* [net-next v18 0/7] net: mtip: Add support for MTIP imx287 L2 switch driver
@ 2025-08-13 7:07 Lukasz Majewski
[not found] ` <20250813070755.1523898-3-lukasz.majewski@mailbox.org>
[not found] ` <20250813070755.1523898-6-lukasz.majewski@mailbox.org>
0 siblings, 2 replies; 6+ messages in thread
From: Lukasz Majewski @ 2025-08-13 7:07 UTC (permalink / raw)
To: Andrew Lunn, davem, Eric Dumazet, Jakub Kicinski, Paolo Abeni,
Rob Herring, Krzysztof Kozlowski, Conor Dooley, Shawn Guo
Cc: Sascha Hauer, Pengutronix Kernel Team, Fabio Estevam,
Richard Cochran, netdev, devicetree, linux-kernel, imx,
linux-arm-kernel, Stefan Wahren, Simon Horman, Lukasz Majewski
This patch series adds support for More Than IP's L2 switch driver embedded
in some NXP's SoCs.
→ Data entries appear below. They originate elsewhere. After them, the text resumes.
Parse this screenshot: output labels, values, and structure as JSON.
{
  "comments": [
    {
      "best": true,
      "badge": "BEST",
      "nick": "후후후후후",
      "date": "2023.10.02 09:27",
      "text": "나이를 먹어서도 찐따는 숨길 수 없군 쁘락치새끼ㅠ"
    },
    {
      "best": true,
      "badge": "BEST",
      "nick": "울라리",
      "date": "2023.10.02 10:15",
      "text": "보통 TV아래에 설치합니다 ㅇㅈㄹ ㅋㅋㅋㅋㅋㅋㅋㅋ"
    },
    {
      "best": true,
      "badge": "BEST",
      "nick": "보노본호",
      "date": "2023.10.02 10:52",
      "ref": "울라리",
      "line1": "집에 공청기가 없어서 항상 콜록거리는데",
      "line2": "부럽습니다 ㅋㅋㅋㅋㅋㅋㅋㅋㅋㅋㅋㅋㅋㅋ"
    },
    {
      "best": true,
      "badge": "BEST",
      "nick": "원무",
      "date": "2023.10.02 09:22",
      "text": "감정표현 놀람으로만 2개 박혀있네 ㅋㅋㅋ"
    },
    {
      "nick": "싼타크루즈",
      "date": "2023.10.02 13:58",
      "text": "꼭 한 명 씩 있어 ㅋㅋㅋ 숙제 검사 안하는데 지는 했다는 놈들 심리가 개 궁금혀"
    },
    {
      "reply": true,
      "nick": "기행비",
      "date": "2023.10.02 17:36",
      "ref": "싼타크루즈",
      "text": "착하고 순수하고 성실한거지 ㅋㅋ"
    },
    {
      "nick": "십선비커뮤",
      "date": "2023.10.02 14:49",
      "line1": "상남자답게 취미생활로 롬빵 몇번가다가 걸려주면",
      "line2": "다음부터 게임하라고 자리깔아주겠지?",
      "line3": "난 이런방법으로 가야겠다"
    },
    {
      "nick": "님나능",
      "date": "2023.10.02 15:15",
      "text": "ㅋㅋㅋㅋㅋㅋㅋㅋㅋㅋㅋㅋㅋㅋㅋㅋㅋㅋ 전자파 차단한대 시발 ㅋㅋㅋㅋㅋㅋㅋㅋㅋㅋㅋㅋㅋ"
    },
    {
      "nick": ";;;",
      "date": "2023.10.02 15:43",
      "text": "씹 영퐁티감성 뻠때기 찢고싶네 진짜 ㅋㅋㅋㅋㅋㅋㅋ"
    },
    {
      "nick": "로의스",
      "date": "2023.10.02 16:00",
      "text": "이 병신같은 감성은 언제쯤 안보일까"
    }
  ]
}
This one has been tested on imx287, but is also available
in the vf610.
In the past there has been performed some attempts to upstream this driver:
1. The 4.19-cip based one [1]
2. DSA based one for 5.12 [2] - i.e. the switch itself was treat as a DSA switch
with NO tag appended.
3. The extension for FEC driver for 5.12 [3] - the trick here was to fully reuse
FEC when the in-HW switching is disabled. When bridge offloading is enabled,
the driver uses already configured MAC and PHY to also configure PHY.
All three approaches were not accepted as eligible for upstreaming.
The driver from this series has floowing features:
1. It is fully separated from fec_main - i.e. can be used interchangeable
with it. To be more specific - one can build them as modules and
if required switch between them when e.g. bridge offloading is required.
To be more specific:
- Use FEC_MAIN: When one needs support for two ETH ports with separate
uDMAs used for both and bridging can be realized in SW.
- Use MTIPL2SW: When it is enough to support two ports with only uDMA0
attached to switch and bridging shall be offloaded to HW.
2. This driver uses MTIP's L2 switch internal VLAN feature to provide port
separation at boot time. Port separation is disabled when bridging is
required.
3. Example usage:
Configuration:
ip link set lan0 up; sleep 1;
ip link set lan1 up; sleep 1;
ip link add name br0 type bridge;
ip link set br0 up; sleep 1;
ip link set lan0 master br0;
ip link set lan1 master br0;
bridge link;
ip addr add 192.168.2.17/24 dev br0;
ping -c 5 192.168.2.222
Removal:
ip link set br0 down;
ip link delete br0 type bridge;
ip link set dev lan1 down
ip link set dev lan0 down
4. Limitations:
- Driver enables and disables switch operation with learning and ageing.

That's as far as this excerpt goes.